Die sog. 2G-Regelung (nur geimpft und genesen) wird bisher nur für den Freizeitbereich vorgesehen. Dennoch kann nicht ausgeschlossen werden, dass z. B. Auftraggeber im Rahmen des Hausrechts die 2G-Regel eingeführt haben. Darüber hinaus sehen auch die Landesverordnungen unterschiedliche Regelungen, z. B. für Unterkünfte vor.  In diesen Fällen hat der Arbeitgeber zunächst zu prüfen, inwieweit ein ungeimpfter Arbeitnehmer alternativ für andere Tätigkeiten und auf anderen Baustellen eingesetzt werden kann. Hat der Arbeitgeber entsprechende Alternativen geprüft und kann den Arbeitnehmer nicht anderweitig einsetzen, kann der Mitarbeiter unbezahlt freigestellt werden.

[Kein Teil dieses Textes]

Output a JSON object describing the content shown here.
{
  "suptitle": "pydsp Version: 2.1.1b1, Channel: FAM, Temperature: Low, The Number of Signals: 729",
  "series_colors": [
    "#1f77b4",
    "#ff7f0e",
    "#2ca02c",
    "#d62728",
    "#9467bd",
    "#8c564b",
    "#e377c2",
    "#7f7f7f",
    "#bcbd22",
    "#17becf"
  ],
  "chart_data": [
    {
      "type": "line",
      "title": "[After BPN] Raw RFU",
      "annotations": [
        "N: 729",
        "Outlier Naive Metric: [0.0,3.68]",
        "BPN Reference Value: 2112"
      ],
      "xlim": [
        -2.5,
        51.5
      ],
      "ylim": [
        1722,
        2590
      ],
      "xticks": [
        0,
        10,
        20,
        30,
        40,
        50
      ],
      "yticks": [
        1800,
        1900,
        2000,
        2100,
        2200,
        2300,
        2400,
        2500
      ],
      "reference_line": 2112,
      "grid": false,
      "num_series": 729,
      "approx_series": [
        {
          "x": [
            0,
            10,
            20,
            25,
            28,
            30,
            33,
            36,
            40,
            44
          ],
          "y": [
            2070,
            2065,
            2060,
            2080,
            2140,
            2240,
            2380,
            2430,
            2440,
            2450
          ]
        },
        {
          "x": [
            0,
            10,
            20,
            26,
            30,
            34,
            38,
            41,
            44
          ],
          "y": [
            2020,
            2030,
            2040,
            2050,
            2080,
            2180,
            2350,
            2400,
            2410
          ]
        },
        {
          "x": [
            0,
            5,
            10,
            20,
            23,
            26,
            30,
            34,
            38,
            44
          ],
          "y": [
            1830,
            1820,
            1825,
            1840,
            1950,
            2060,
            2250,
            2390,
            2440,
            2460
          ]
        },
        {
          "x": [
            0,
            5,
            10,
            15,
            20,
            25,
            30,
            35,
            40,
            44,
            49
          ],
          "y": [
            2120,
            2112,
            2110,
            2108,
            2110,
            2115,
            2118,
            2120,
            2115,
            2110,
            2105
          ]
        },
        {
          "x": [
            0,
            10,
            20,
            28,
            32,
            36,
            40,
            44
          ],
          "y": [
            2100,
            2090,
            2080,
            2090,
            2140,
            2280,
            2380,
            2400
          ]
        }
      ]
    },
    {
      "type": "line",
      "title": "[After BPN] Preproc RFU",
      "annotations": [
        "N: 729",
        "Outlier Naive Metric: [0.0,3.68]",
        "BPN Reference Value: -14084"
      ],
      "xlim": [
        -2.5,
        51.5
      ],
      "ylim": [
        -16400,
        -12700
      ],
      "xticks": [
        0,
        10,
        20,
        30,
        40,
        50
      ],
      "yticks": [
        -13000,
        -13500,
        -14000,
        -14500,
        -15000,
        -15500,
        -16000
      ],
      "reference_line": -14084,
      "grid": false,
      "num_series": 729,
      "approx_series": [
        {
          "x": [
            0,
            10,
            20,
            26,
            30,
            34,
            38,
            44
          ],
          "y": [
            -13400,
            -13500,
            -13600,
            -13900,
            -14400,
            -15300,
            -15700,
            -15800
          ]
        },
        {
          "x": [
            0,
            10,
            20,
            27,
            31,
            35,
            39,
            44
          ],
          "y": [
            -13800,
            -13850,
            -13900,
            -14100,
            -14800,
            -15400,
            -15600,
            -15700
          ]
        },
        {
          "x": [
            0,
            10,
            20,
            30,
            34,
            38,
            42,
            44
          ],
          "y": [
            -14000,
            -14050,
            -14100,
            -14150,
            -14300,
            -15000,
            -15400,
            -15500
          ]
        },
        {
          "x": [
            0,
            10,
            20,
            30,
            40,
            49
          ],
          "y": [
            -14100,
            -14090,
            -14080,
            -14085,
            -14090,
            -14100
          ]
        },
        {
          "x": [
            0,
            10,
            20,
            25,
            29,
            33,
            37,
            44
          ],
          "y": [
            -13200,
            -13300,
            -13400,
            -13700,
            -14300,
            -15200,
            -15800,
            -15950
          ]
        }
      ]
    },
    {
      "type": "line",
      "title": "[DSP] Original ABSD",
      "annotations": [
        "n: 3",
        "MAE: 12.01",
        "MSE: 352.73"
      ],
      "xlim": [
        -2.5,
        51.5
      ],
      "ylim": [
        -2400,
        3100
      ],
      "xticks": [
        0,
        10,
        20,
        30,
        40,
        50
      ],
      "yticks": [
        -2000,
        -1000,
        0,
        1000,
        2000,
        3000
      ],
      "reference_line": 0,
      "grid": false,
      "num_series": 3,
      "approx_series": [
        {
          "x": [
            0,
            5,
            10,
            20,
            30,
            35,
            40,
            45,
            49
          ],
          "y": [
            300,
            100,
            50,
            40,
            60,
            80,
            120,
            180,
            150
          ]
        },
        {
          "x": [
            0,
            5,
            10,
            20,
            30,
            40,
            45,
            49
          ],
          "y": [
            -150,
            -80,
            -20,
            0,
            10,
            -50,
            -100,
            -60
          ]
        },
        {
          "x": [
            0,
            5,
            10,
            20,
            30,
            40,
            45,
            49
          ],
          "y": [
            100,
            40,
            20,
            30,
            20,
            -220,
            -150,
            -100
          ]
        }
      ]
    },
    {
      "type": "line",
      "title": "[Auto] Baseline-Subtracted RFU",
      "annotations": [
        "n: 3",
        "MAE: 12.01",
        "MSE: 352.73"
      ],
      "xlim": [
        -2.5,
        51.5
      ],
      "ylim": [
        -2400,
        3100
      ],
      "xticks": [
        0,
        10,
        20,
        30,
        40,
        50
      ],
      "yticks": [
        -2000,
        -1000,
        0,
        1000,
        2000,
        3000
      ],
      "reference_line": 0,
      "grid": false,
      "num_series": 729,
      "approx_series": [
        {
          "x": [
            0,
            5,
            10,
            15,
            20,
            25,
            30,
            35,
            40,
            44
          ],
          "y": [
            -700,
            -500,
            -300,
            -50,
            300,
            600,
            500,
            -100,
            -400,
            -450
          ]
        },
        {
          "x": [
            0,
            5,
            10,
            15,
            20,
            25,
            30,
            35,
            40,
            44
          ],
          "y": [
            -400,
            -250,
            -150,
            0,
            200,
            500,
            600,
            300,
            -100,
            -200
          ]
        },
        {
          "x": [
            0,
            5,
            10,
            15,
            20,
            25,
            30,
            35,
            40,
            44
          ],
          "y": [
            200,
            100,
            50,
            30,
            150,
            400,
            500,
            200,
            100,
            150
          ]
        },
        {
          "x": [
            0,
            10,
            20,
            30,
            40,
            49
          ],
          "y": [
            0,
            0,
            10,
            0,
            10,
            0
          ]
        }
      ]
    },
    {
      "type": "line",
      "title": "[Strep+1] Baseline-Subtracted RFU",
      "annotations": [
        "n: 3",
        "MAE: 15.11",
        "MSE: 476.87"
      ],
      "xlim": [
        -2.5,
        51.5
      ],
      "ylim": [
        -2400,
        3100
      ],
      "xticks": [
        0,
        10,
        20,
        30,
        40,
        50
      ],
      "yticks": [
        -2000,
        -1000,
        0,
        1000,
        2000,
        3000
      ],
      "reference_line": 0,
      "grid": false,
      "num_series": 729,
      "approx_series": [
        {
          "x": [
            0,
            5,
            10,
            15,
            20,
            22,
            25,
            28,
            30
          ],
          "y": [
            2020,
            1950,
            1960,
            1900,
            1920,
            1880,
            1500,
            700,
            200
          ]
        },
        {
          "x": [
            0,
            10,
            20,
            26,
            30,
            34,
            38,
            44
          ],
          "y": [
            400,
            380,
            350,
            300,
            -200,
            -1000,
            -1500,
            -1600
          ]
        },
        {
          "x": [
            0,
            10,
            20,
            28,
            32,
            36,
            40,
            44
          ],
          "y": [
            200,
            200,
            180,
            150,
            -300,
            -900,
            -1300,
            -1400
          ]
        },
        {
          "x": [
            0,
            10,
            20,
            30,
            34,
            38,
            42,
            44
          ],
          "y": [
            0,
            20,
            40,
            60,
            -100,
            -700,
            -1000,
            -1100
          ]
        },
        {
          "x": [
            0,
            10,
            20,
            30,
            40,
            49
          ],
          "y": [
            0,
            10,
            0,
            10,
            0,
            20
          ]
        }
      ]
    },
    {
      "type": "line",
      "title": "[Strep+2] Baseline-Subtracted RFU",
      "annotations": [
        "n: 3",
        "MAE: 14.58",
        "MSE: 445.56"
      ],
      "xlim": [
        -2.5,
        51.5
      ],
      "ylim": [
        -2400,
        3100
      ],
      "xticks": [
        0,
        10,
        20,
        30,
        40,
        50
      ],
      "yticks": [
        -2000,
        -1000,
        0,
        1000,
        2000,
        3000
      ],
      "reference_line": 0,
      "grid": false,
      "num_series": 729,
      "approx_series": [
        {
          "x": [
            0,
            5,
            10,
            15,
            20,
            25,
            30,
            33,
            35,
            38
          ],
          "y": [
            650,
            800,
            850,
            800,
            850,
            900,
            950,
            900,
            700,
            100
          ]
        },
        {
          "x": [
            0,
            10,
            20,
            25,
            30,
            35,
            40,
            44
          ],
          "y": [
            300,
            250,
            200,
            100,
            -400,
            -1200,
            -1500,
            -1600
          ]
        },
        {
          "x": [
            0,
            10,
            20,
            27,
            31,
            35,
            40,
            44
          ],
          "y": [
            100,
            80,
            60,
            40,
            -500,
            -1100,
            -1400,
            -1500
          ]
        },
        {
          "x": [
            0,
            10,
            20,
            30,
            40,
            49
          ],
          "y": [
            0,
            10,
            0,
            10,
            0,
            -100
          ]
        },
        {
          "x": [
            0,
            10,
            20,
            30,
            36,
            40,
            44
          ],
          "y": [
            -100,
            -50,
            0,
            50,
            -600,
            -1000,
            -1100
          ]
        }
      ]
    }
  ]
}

Das Bundesministerium für Arbeit und Soziales (BMAS) wird ermächtigt, im Einvernehmen mit dem Gesundheitsministerium (BMG) durch Rechtsverordnung vorzuschreiben, welche Maßnahmen Arbeitgeber zur Umsetzung der Verpflichtungen zu treffen und wie sich die Beschäftigten zur Erfüllung ihrer Pflichten zu verhalten haben.

Arbeit von zu Hause aus

Nach § 28b Abs. 4 IfSG haben Arbeitgeber ihren Beschäftigten im Fall von Büroarbeit oder vergleichbaren Tätigkeiten anzubieten, diese Tätigkeit in deren Wohnung auszuführen, wenn keine zwingenden betriebsbedingten Gründe entgegenstehen. Die Beschäftigten haben dieses Angebot anzunehmen, soweit ihrerseits keine Gründe entgegenstehen.

Betriebsbedingte Gründe, die einer Verlegung der Arbeitstätigkeit nach Hause entgegenstehen, können vorliegen, wenn die Betriebsabläufe sonst erheblich eingeschränkt würden oder nicht aufrechterhalten werden könnten. Fehlende technische Organisation soll nur vorübergehend eingewandt werden können und ist innerhalb eines angemessenen Zeitraums zu beheben. Gründe, die aus Sicht der Beschäftigten entgegenstehen könnten, sind z. B. räumliche Enge, Störungen durch Dritte oder unzureichende Ausstattung. Die entsprechenden Gründe sollten vorsorglich dokumentiert werden.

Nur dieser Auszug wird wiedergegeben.